Dans le cadre du Luxembourg City Film Festival 2024, l’artiste et cinéaste chinois Wang Bing, dont le travail fait couler beaucoup d’encre, aura sa première exposition luxembourgeoise au Ratskeller à partir du 9 février prochain…

Par Fabien Rodrigues

Cette exposition, organisée avec le soutien LuxFilmFest, montrera ainsi pour la toute première fois au Luxembourg le travail du célèbre cinéaste chinois, qui « met la mémoire en relation avec l’histoire en retraçant des souvenirs personnels de la campagne antidroitière ou de la révolution culturelle en Chine au XXe siècle ». Anastasia Chagidouline, qui en assure le commissariat, précise que « l’exposition, en cohérence avec le modus operandi de Wang Bing, adopte une approche minimaliste en montrant des extraits concis de son œuvre afin de permettre au public d’expérimenter et de se consacrer au contenu puissant, concentré et extensif de son travail ».

Wang Bing est réputé pour considérer la caméra comme un instrument neutre, même s’il brise certains tabous et montre des sujets douloureux. Il n’intervient pas, reste un observateur endurant et souvent solitaire, filmant parfois pendant des centaines d’heures dans des lieux tels que des asiles psychiatriques ou des usines. Par son approche minimaliste, sa patience, sa concentration et son dévouement, il recherche la vérité et la proximité avec la vie réelle, qu’il retranscrit dans son œuvre impressionnante et de longue durée. De manière plus succincte, il « filme la Chine qu’on cache sous le tapis », comme le suggère Arte en 2021…

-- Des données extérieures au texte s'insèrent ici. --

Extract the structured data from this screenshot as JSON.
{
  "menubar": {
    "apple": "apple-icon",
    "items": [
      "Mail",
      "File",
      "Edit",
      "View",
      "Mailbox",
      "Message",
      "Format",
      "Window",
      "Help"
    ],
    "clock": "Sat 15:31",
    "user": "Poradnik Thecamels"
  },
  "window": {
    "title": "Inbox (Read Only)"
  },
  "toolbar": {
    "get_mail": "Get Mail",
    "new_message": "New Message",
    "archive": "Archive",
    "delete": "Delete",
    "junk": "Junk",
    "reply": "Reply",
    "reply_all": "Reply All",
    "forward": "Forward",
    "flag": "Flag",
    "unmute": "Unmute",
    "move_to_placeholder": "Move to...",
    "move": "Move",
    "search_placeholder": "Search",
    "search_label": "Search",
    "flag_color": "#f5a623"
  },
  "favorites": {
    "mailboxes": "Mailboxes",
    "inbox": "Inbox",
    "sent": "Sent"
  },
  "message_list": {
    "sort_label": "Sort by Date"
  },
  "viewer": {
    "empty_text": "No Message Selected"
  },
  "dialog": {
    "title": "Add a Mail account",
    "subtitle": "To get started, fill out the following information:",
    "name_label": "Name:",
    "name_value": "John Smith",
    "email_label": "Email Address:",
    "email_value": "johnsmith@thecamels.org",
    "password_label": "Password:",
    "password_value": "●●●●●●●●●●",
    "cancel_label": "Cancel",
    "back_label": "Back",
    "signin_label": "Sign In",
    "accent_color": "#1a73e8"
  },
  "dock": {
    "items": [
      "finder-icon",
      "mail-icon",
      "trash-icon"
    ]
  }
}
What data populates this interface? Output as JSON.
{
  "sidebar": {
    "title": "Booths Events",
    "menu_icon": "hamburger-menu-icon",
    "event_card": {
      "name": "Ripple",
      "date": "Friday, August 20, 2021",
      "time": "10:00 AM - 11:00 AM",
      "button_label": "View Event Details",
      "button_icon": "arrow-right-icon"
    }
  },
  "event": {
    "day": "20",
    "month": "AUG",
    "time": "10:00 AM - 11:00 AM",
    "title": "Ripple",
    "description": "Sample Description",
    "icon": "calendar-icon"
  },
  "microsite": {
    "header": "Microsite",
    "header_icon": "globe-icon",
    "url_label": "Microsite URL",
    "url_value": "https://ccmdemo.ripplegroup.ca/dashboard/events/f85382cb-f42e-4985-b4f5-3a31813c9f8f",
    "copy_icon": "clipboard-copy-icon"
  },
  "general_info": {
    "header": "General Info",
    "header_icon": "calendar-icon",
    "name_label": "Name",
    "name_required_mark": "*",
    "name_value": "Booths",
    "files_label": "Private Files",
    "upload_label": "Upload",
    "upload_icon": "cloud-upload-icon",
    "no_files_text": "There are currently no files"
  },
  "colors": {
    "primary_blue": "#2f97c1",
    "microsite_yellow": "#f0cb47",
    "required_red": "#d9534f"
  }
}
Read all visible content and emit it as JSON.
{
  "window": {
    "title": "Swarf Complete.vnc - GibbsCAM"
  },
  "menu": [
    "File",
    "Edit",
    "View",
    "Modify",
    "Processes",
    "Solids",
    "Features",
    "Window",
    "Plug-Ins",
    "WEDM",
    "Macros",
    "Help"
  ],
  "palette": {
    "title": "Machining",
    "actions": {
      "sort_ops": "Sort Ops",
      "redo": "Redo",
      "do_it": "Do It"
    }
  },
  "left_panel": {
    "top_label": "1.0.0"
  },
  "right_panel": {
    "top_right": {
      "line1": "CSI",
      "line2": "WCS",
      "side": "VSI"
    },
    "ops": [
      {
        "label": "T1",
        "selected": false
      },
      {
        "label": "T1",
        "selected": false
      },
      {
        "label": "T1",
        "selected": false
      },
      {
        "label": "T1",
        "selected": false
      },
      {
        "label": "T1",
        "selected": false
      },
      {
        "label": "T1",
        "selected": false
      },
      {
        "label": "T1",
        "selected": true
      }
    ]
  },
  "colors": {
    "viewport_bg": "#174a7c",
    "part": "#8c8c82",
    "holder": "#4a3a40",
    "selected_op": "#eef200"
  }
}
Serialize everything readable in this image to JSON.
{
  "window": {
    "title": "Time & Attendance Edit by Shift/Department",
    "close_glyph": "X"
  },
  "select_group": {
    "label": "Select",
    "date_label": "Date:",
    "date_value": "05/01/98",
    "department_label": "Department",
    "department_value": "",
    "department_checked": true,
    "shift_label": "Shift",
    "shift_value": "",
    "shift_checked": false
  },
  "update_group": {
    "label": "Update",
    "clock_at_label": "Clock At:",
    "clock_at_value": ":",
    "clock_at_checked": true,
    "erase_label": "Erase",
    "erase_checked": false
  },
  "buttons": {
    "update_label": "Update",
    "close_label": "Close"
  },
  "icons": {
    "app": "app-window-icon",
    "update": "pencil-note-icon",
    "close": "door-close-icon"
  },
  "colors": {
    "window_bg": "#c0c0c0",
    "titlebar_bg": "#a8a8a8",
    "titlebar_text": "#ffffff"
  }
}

Pour cette grande première luxembourgeoise, dont le vernissage aura lieu le jeudi 8 février prochain en présence de l’artiste, plusieurs pans du travail de Wang Bing seront présentés au public. Par exemple, en juillet 2005, Wang Bing s’est rendu dans le désert de Gobi, une caméra 35 mm à la main. Il marche d’un pas rapide à travers les champs qui étaient autrefois le tristement célèbre camp de rééducation antidroitier de Jiabiangou, où plusieurs milliers de déportés sont morts de faim. Il capture des Traces de vies humaines – des couettes, des couvertures, des os, des traces du travail, de la vie et de la mort des occupants, des vestiges d’un passé abandonné…

Dans Mrs. Fang, le public est cette fois directement confronté au thème de la mort. Wang Bing transgresse les limites du cinéma en filmant les dix derniers jours de Fang Xiuying, une ancienne ouvrière agricole et mère d’un ami, atteinte d’une grave maladie d’Alzheimer. Les yeux grands ouverts, incapable de parler, de manger, de bouger, de communiquer ou de poser des limites, la femme meurt dans la douleur, dans sa condition de vie modeste voire précaire, entourée de sa famille et de ses voisins qui boivent, mangent, jouent, sortent pêcher ou fumer, jusqu’à ce que l’événement de la mort provoque le silence…

Une exposition qui s’annonce bouleversante, à découvrir ensuite jusqu’au 14 avril au Ratskeller (Cercle Cité).